The liberation of Venus continues live with Capitol Radio One!
The original Siege of the Citadel is one of those old games that was wonderfully overproduced and colourful and straddled the line between game and toy, so it was only a matter of time before someone re-released it for the Kickstarter age. It’s set in the Mutant Chronicles universe, a milieu probably well-developed in its original form as a RPG, but strangely lifeless when it’s been applied to other games. It comes across as a sort of poor man’s Warhammer 40,000: big shoulderpads and gothic scifi, but in this case with a bit of a cartoony look to everything.
You can probably tell that I’m not a particular fan, though I do have the original game, and the short-lived Mutant Chronicles Collectible Miniatures Game by Fantasy Flight. But the new campaign from Modiphius was launched back when I was first getting into Kickstarters, the names attached to it as designers are well known, and it seemed a good idea at the time. It seemed less of a good idea when I had to wait over four years to get what I paid for.

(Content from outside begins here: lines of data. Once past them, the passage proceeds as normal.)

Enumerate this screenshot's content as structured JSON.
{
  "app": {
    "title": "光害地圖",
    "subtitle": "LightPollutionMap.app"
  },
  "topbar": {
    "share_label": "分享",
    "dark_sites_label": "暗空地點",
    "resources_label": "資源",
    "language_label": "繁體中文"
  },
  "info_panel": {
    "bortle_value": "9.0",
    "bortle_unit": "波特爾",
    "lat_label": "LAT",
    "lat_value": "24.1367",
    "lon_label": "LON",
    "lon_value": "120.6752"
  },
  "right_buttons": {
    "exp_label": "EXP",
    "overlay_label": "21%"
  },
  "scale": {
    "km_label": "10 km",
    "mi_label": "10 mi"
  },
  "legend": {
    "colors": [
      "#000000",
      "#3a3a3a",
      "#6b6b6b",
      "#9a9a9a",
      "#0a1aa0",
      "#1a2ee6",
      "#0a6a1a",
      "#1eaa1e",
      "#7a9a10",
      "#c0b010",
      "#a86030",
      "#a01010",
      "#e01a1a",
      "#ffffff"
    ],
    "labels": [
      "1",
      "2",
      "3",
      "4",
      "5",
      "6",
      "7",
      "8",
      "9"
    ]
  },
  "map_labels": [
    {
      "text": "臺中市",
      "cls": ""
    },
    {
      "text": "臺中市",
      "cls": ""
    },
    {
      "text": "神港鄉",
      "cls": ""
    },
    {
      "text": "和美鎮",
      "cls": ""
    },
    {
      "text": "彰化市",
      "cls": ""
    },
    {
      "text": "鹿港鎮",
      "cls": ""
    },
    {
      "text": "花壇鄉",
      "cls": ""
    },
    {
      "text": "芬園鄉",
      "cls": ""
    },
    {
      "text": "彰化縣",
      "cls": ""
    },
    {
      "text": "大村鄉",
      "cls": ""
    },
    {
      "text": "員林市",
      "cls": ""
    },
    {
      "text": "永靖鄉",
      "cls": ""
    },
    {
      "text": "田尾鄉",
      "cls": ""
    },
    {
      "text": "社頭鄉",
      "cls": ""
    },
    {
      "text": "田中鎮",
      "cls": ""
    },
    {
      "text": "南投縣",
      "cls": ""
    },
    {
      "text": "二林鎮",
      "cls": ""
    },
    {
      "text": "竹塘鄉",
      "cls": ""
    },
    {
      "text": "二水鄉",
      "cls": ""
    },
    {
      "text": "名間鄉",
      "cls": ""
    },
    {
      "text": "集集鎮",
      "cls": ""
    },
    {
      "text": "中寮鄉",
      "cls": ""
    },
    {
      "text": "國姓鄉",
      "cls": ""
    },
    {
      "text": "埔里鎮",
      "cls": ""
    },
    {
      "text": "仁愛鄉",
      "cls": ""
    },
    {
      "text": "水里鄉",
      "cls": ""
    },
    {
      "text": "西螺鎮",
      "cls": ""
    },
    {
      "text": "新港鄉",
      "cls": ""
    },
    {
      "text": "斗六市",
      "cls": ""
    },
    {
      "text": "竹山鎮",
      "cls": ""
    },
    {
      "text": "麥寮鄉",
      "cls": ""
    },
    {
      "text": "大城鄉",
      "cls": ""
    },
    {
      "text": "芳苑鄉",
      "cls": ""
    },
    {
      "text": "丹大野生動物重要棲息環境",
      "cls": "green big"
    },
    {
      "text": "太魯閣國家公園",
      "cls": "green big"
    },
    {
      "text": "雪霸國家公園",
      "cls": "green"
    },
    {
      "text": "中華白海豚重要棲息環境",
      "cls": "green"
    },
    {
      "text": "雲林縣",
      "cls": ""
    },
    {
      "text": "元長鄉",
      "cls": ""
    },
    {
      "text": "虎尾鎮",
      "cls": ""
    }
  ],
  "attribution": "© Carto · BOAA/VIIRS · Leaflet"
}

So unfortunately, I won’t be backing any more campaigns by Modiphius; though they did eventually come through in the end, which is more than I can say for a couple of other campaigns I’ve backed. Because it took so long—and because of the source material—the whole thing seems strangely dated however, with not even the toy-like feeling of fun as saving grace. The rules are basic, and it all looks like something Fantasy Flight would have made years ago, down to the the big floppy square rulebooks. Which is not surprising considering that at one stage it was going to be distributed by FFG. Some things are poorly thought out; for example the big cardboard walls you can add to the central board don’t fit in the box and will probably just kick around my room getting damaged. And unfortunately the miniatures range from OK to pretty bad.
I have, however, quickly painted up the core set and I’ll give it a go, though I don’t anticipate it getting to the table too often. Apparently it does play better with more players, and if you’re in a beer-and-pretzels shoot-the-undead kind of mood it can be fun.